If I use httplib/requests/urllib, will it know that there was a redirection? What error pages? Some sites redirect user to /errorpage whenever the page cannot be found.

Jackson answered 20/11, 2012 at 21:47 Comment(4)
What is the problem you are trying to solve? How is your code not doing the right thing? If you merely want to know about error modes, test this behaviour yourself.Barrettbarrette
Check #554946Walking
@Barrettbarrette I have a huge list(1k+) of urls to test if they are up or not. I randomly chose 40-50 of them to test manually, I see that some are getting redirected to an error page whenever a page cannot be found. Also I see many urls been redirected as well because the url pattern has changed, same names just written differently.Jackson
@Walking that sorta looks like what i need, ill check it out. thanks!Jackson
C
29

With requests, you get a listing of any redirects in the .history attribute of the response object. It returns a Python list. See the documentation for more.

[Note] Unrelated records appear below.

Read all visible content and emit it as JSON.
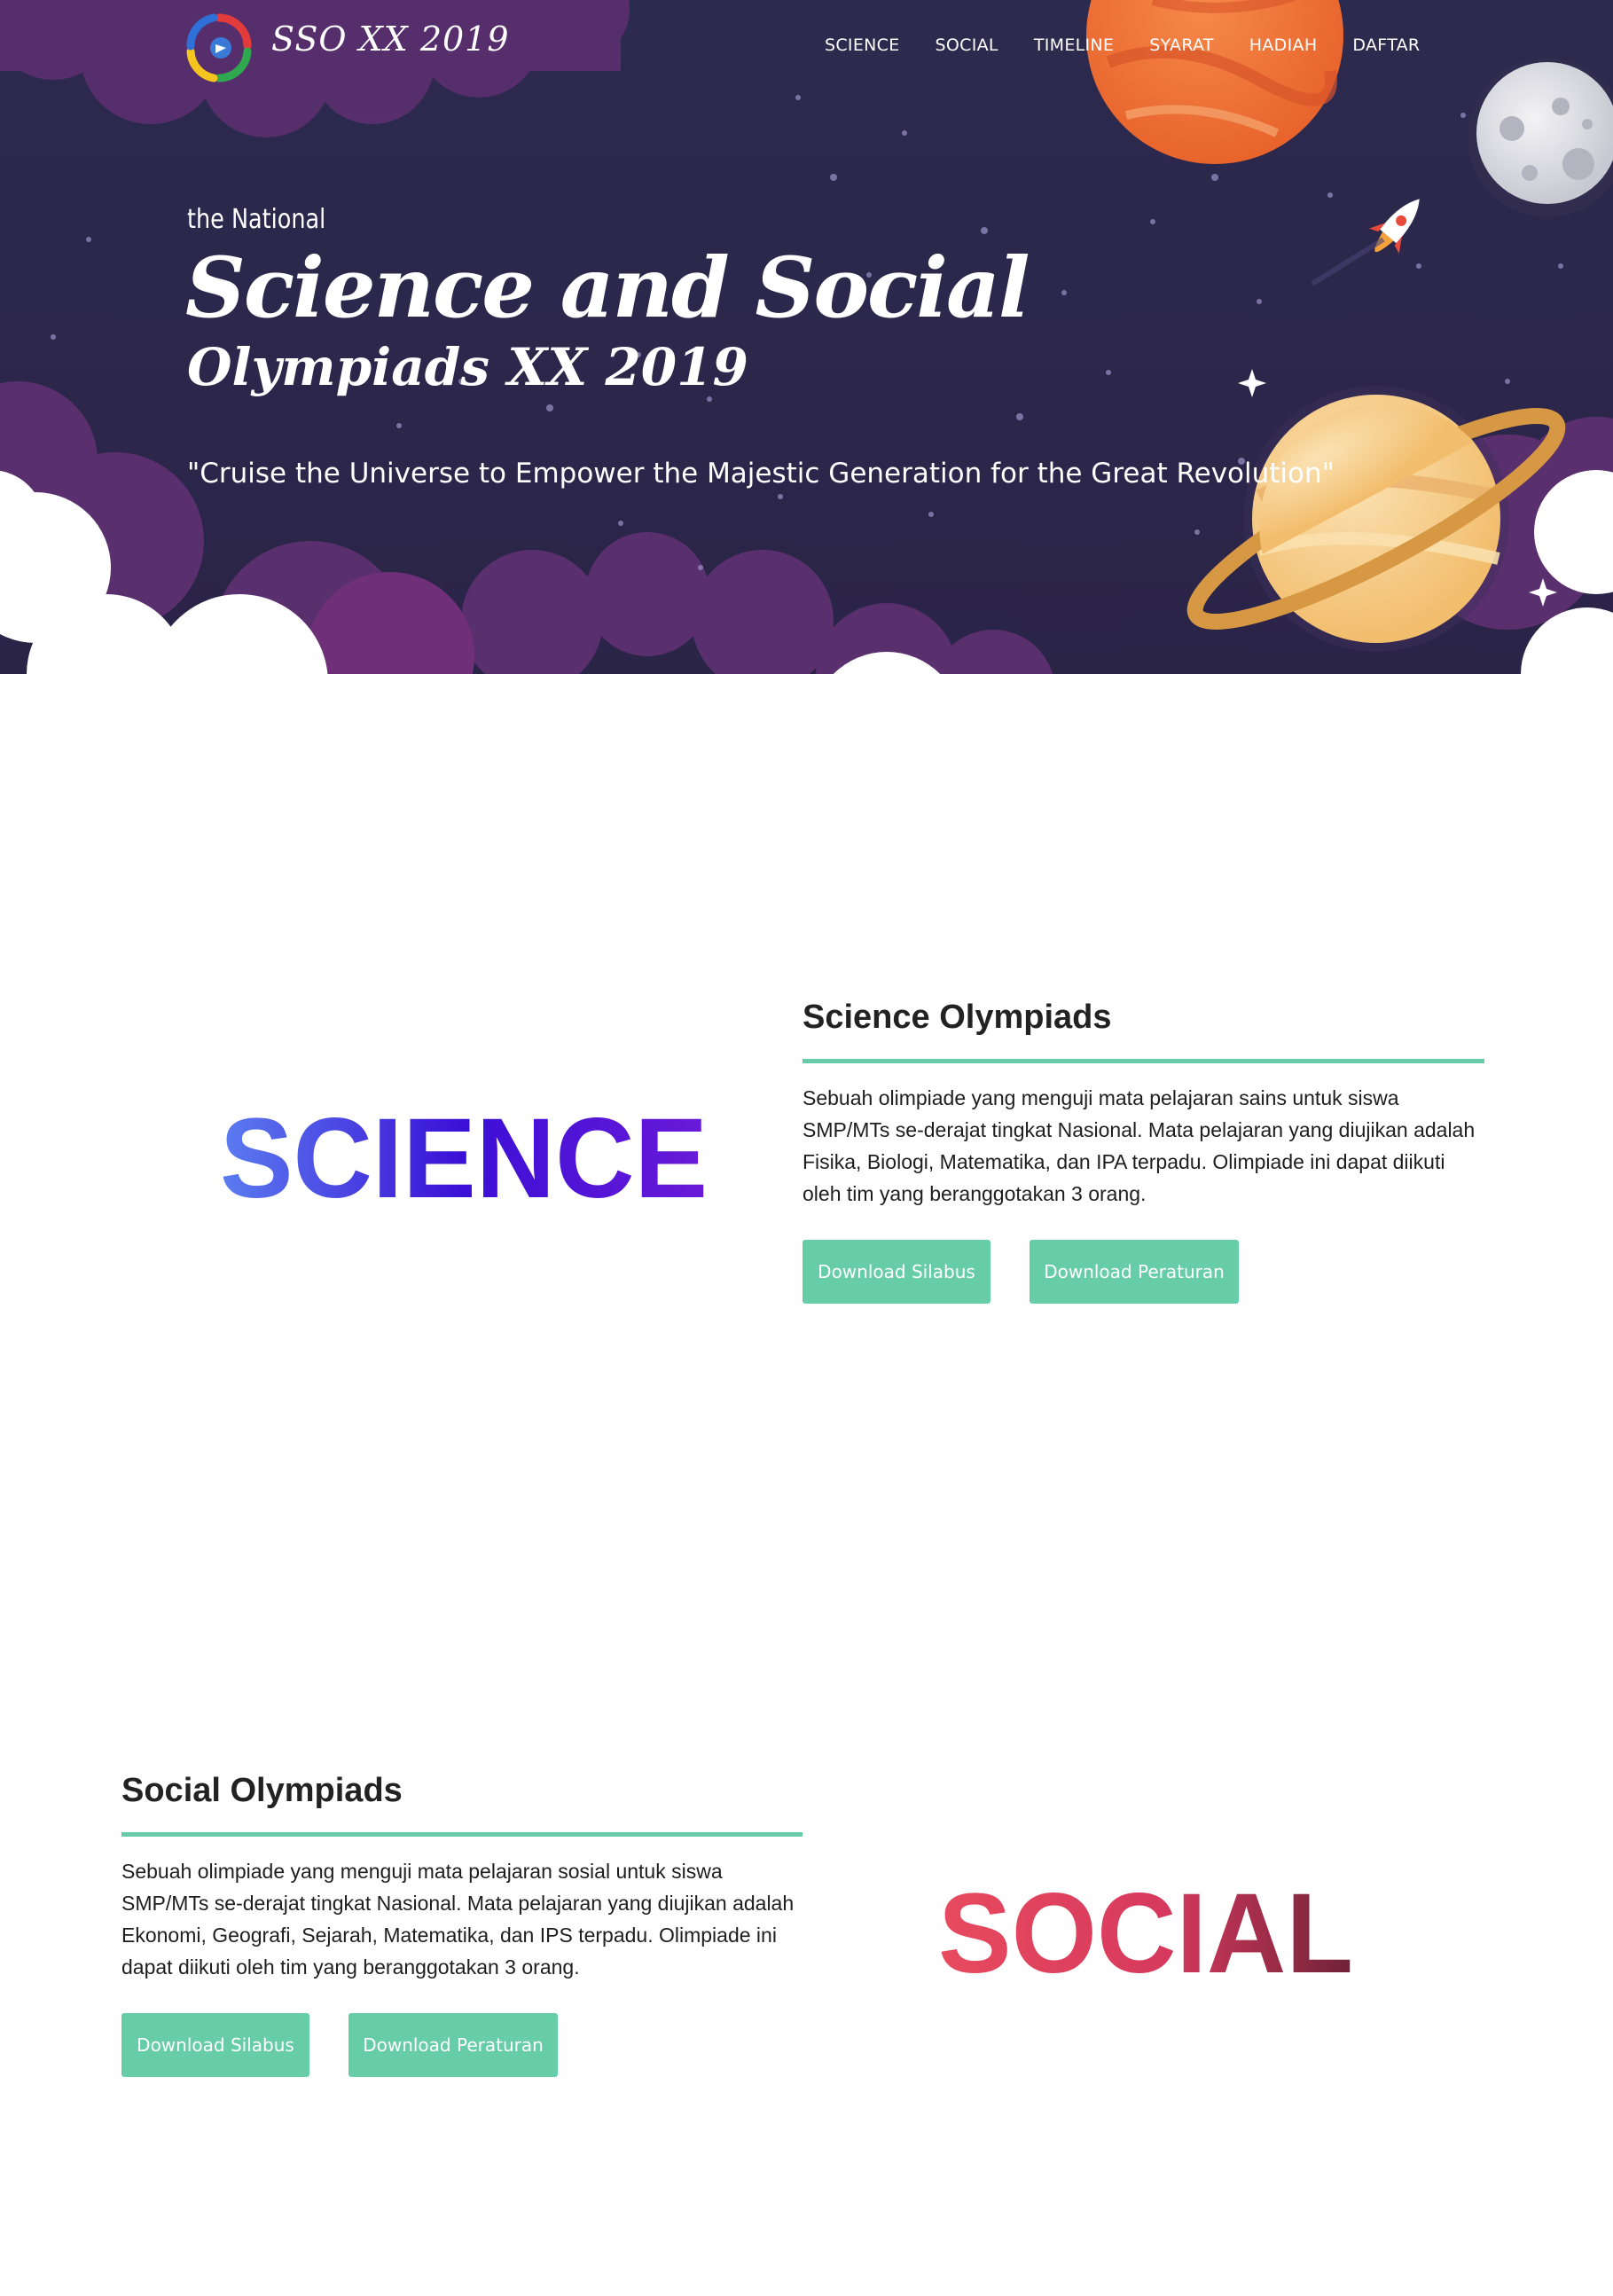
{
  "brand": {
    "name": "SSO XX 2019"
  },
  "nav": {
    "items": [
      "SCIENCE",
      "SOCIAL",
      "TIMELINE",
      "SYARAT",
      "HADIAH",
      "DAFTAR"
    ]
  },
  "hero": {
    "pre_title": "the National",
    "title": "Science and Social",
    "subtitle": "Olympiads XX 2019",
    "tagline": "\"Cruise the Universe to Empower the Majestic Generation for the Great Revolution\""
  },
  "science": {
    "word": "SCIENCE",
    "heading": "Science Olympiads",
    "description": "Sebuah olimpiade yang menguji mata pelajaran sains untuk siswa SMP/MTs se-derajat tingkat Nasional. Mata pelajaran yang diujikan adalah Fisika, Biologi, Matematika, dan IPA terpadu. Olimpiade ini dapat diikuti oleh tim yang beranggotakan 3 orang.",
    "btn_silabus": "Download Silabus",
    "btn_peraturan": "Download Peraturan"
  },
  "social": {
    "word": "SOCIAL",
    "heading": "Social Olympiads",
    "description": "Sebuah olimpiade yang menguji mata pelajaran sosial untuk siswa SMP/MTs se-derajat tingkat Nasional. Mata pelajaran yang diujikan adalah Ekonomi, Geografi, Sejarah, Matematika, dan IPS terpadu. Olimpiade ini dapat diikuti oleh tim yang beranggotakan 3 orang.",
    "btn_silabus": "Download Silabus",
    "btn_peraturan": "Download Peraturan"
  },
  "colors": {
    "accent": "#66cda8",
    "space_dark": "#2b2547",
    "science_gradient": [
      "#5b7df0",
      "#3b0fd6",
      "#6a1ad8"
    ],
    "social_gradient": [
      "#e84a5f",
      "#d6395d",
      "#6e2238"
    ]
  },
  "icons": [
    "logo-icon",
    "planet-orange-icon",
    "moon-icon",
    "rocket-icon",
    "saturn-icon",
    "sparkle-icon"
  ]
}
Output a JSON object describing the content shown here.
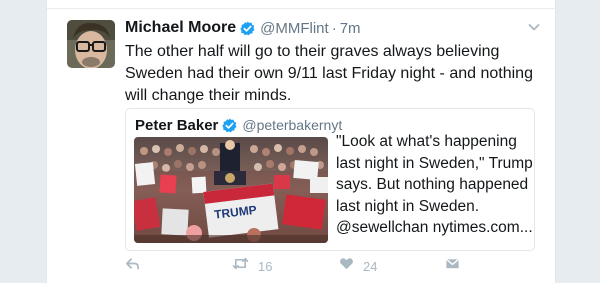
{
  "tweet": {
    "author_name": "Michael Moore",
    "author_handle": "@MMFlint",
    "separator": "·",
    "time": "7m",
    "text": "The other half will go to their graves always believing Sweden had their own 9/11 last Friday night - and nothing will change their minds."
  },
  "quote": {
    "author_name": "Peter Baker",
    "author_handle": "@peterbakernyt",
    "text_lines": [
      "\"Look at what's happening",
      "last night in Sweden,\" Trump",
      "says. But nothing happened",
      "last night in Sweden.",
      "@sewellchan  nytimes.com..."
    ],
    "photo_sign_text": "TRUMP"
  },
  "actions": {
    "reply_icon": "reply-icon",
    "retweet_icon": "retweet-icon",
    "retweet_count": "16",
    "like_icon": "heart-icon",
    "like_count": "24",
    "dm_icon": "envelope-icon"
  },
  "colors": {
    "verified": "#1da1f2",
    "text": "#14171a",
    "secondary": "#657786",
    "action": "#aab8c2",
    "border": "#e1e8ed",
    "background": "#e6ecf0"
  }
}
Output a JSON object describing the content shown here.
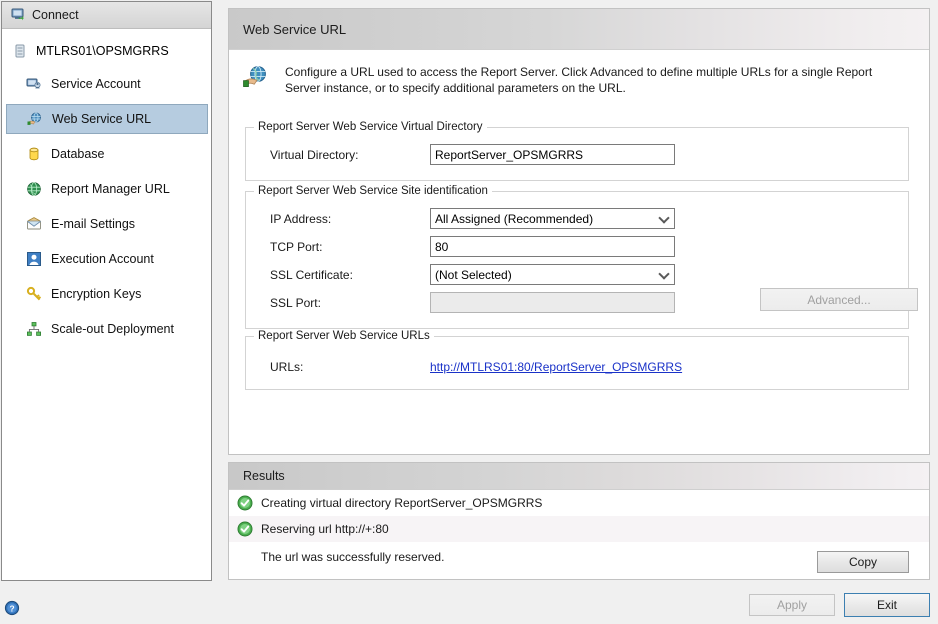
{
  "sidebar": {
    "connect_label": "Connect",
    "connect_icon": "connect-server-icon",
    "server": {
      "label": "MTLRS01\\OPSMGRRS",
      "icon": "server-instance-icon"
    },
    "items": [
      {
        "label": "Service Account",
        "icon": "service-account-icon",
        "selected": false
      },
      {
        "label": "Web Service URL",
        "icon": "web-service-url-icon",
        "selected": true
      },
      {
        "label": "Database",
        "icon": "database-icon",
        "selected": false
      },
      {
        "label": "Report Manager URL",
        "icon": "report-manager-url-icon",
        "selected": false
      },
      {
        "label": "E-mail Settings",
        "icon": "email-settings-icon",
        "selected": false
      },
      {
        "label": "Execution Account",
        "icon": "execution-account-icon",
        "selected": false
      },
      {
        "label": "Encryption Keys",
        "icon": "encryption-keys-icon",
        "selected": false
      },
      {
        "label": "Scale-out Deployment",
        "icon": "scale-out-deployment-icon",
        "selected": false
      }
    ]
  },
  "main": {
    "title": "Web Service URL",
    "description": "Configure a URL used to access the Report Server.  Click Advanced to define multiple URLs for a single Report Server instance, or to specify additional parameters on the URL.",
    "description_icon": "globe-in-hand-icon",
    "virtual_directory_group": {
      "legend": "Report Server Web Service Virtual Directory",
      "field_label": "Virtual Directory:",
      "field_value": "ReportServer_OPSMGRRS"
    },
    "site_identification_group": {
      "legend": "Report Server Web Service Site identification",
      "ip_address_label": "IP Address:",
      "ip_address_value": "All Assigned (Recommended)",
      "tcp_port_label": "TCP Port:",
      "tcp_port_value": "80",
      "ssl_certificate_label": "SSL Certificate:",
      "ssl_certificate_value": "(Not Selected)",
      "ssl_port_label": "SSL Port:",
      "ssl_port_value": "",
      "advanced_button_label": "Advanced..."
    },
    "urls_group": {
      "legend": "Report Server Web Service URLs",
      "urls_label": "URLs:",
      "url_value": "http://MTLRS01:80/ReportServer_OPSMGRRS"
    }
  },
  "results": {
    "title": "Results",
    "rows": [
      {
        "icon": "success-check-icon",
        "text": "Creating virtual directory ReportServer_OPSMGRRS"
      },
      {
        "icon": "success-check-icon",
        "text": "Reserving url http://+:80"
      }
    ],
    "detail_text": "The url was successfully reserved.",
    "copy_button_label": "Copy"
  },
  "footer": {
    "help_icon": "help-icon",
    "apply_label": "Apply",
    "exit_label": "Exit"
  },
  "colors": {
    "selection": "#b6cce0",
    "link": "#1a32c8",
    "success": "#3c9c3c",
    "focus_border": "#3c7fb1"
  }
}
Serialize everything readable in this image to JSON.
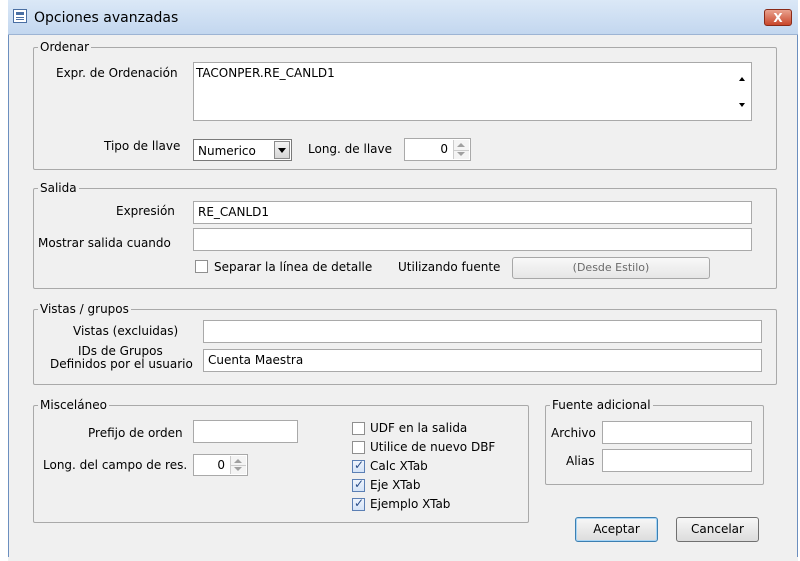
{
  "window": {
    "title": "Opciones avanzadas",
    "close_label": "X"
  },
  "ordenar": {
    "legend": "Ordenar",
    "expr_label": "Expr. de Ordenación",
    "expr_value": "TACONPER.RE_CANLD1",
    "tipo_label": "Tipo de llave",
    "tipo_value": "Numerico",
    "long_label": "Long. de llave",
    "long_value": "0"
  },
  "salida": {
    "legend": "Salida",
    "expresion_label": "Expresión",
    "expresion_value": "RE_CANLD1",
    "mostrar_label": "Mostrar salida cuando",
    "mostrar_value": "",
    "separar_label": "Separar la línea de detalle",
    "separar_checked": false,
    "fuente_label": "Utilizando fuente",
    "fuente_button": "(Desde Estilo)"
  },
  "vistas": {
    "legend": "Vistas / grupos",
    "excluidas_label": "Vistas (excluidas)",
    "excluidas_value": "",
    "ids_label_line1": "IDs de Grupos",
    "ids_label_line2": "Definidos por el usuario",
    "ids_value": "Cuenta Maestra"
  },
  "misc": {
    "legend": "Misceláneo",
    "prefijo_label": "Prefijo de orden",
    "prefijo_value": "",
    "longcampo_label": "Long. del campo de res.",
    "longcampo_value": "0",
    "checks": [
      {
        "label": "UDF en la salida",
        "checked": false
      },
      {
        "label": "Utilice de nuevo DBF",
        "checked": false
      },
      {
        "label": "Calc XTab",
        "checked": true
      },
      {
        "label": "Eje XTab",
        "checked": true
      },
      {
        "label": "Ejemplo XTab",
        "checked": true
      }
    ]
  },
  "fuente": {
    "legend": "Fuente adicional",
    "archivo_label": "Archivo",
    "archivo_value": "",
    "alias_label": "Alias",
    "alias_value": ""
  },
  "buttons": {
    "aceptar": "Aceptar",
    "cancelar": "Cancelar"
  },
  "colors": {
    "title_bar": "#c3d7ef",
    "dialog_bg": "#f0f0f0",
    "close_button": "#c9472b",
    "default_button_border": "#3c7fb1"
  },
  "icons": {
    "title": "window-app-icon",
    "check": "checkmark"
  }
}
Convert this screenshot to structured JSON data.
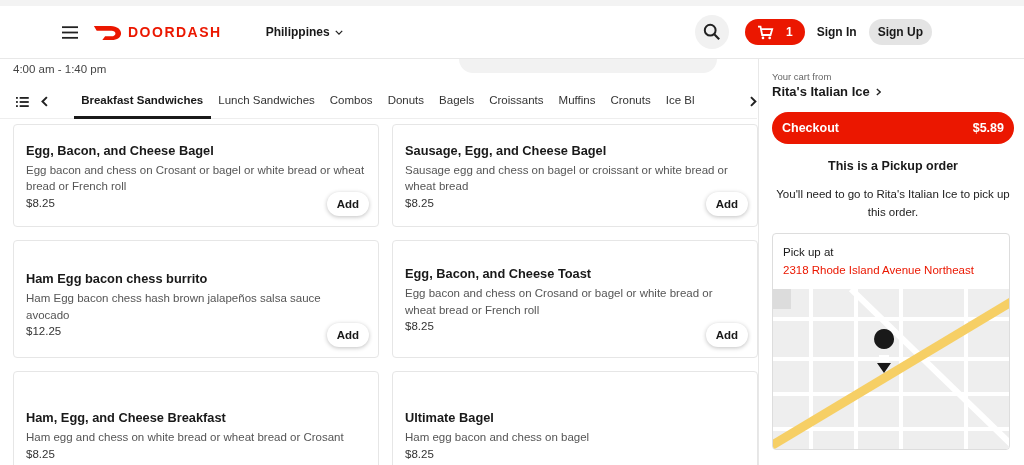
{
  "header": {
    "logo": "DOORDASH",
    "country": "Philippines",
    "cart_count": "1",
    "sign_in": "Sign In",
    "sign_up": "Sign Up"
  },
  "store": {
    "hours": "4:00 am - 1:40 pm"
  },
  "categories": [
    {
      "label": "Breakfast Sandwiches",
      "selected": true
    },
    {
      "label": "Lunch Sandwiches",
      "selected": false
    },
    {
      "label": "Combos",
      "selected": false
    },
    {
      "label": "Donuts",
      "selected": false
    },
    {
      "label": "Bagels",
      "selected": false
    },
    {
      "label": "Croissants",
      "selected": false
    },
    {
      "label": "Muffins",
      "selected": false
    },
    {
      "label": "Cronuts",
      "selected": false
    },
    {
      "label": "Ice Bl",
      "selected": false
    }
  ],
  "items": [
    {
      "name": "Egg, Bacon, and Cheese Bagel",
      "description": "Egg bacon and chess on Crosant or bagel or white bread or wheat bread or French roll",
      "price": "$8.25",
      "button": "Add"
    },
    {
      "name": "Sausage, Egg, and Cheese Bagel",
      "description": "Sausage egg and chess on bagel or croissant or white bread or wheat bread",
      "price": "$8.25",
      "button": "Add"
    },
    {
      "name": "Ham Egg bacon chess burrito",
      "description": "Ham Egg bacon chess hash brown jalapeños salsa sauce avocado",
      "price": "$12.25",
      "button": "Add"
    },
    {
      "name": "Egg, Bacon, and Cheese Toast",
      "description": "Egg bacon and chess on Crosand or bagel or white bread or wheat bread or French roll",
      "price": "$8.25",
      "button": "Add"
    },
    {
      "name": "Ham, Egg, and Cheese Breakfast",
      "description": "Ham egg and chess on white bread or wheat bread or Crosant",
      "price": "$8.25"
    },
    {
      "name": "Ultimate Bagel",
      "description": "Ham egg bacon and chess on bagel",
      "price": "$8.25"
    }
  ],
  "cart": {
    "from_label": "Your cart from",
    "store_name": "Rita's Italian Ice",
    "checkout": "Checkout",
    "total": "$5.89",
    "pickup_title": "This is a Pickup order",
    "pickup_note": "You'll need to go to Rita's Italian Ice to pick up this order.",
    "pickup_label": "Pick up at",
    "pickup_address": "2318 Rhode Island Avenue Northeast"
  }
}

Celestinecelestite answered 20/11, 2012 at 22:3 Comment(0)
F
19

To prevent requests from following redirects use:

r = requests.get('http://www.yahoo.com/thispage', allow_redirects=False)

If it is in indeed a redirect, you can check the redirect target location in r.headers['location'].

Freund answered 20/11, 2012 at 22:6 Comment(0)
R
3

The accepted answer is the correct first option, but in some cases if the site redirects with a meta tag they also have a canonical link specified once they redirect. In this example let me try to request http://en.wikipedia.org/wiki/Google_Inc_Class_A from wikipedia, which is a url that redirects.

>> request = requests.get('http://en.wikipedia.org/wiki/Google_Inc_Class_A')

I check and:

>> request.history
[]

An alternative is to try and pull the canonical url which should hopefully have what you're been redirected to. (Note I'm using BeautifulSoup here as well)

>> soup = BeautifulSoup(request._content)
>> canonical = soup.find('link', {'rel': 'canonical'})
>> canonical['href']
'http://en.wikipedia.org/wiki/Google'

Which does match the url you get redirected to in this particular case. So to be clear, this is an ugly second option but worth trying if all else fails.

Richella answered 25/11, 2014 at 4:44 Comment(1)
For future readers: I just checked this example and the history is correctly populated: requests.get('http://en.wikipedia.org/wiki/Google_Inc_Class_A', allow_redirects=True). I don't know if it's due to "allow_redirects" parameters or to a new version of requests package.Ilo
L
2

It depends on how they are doing the redirection. The "right" way is to return a redirected HTTP status code (301/302/303). The "wrong" way is to place a refresh meta tag in the HTML.

If they do the former, requests will handle it transparently. Note that any sane error page redirect will still have an error status code (e.g. 404) which you can check as response.status_code.

Lavish answered 20/11, 2012 at 22:5 Comment(0)

© 2022 - 2024 — McMap. All rights reserved.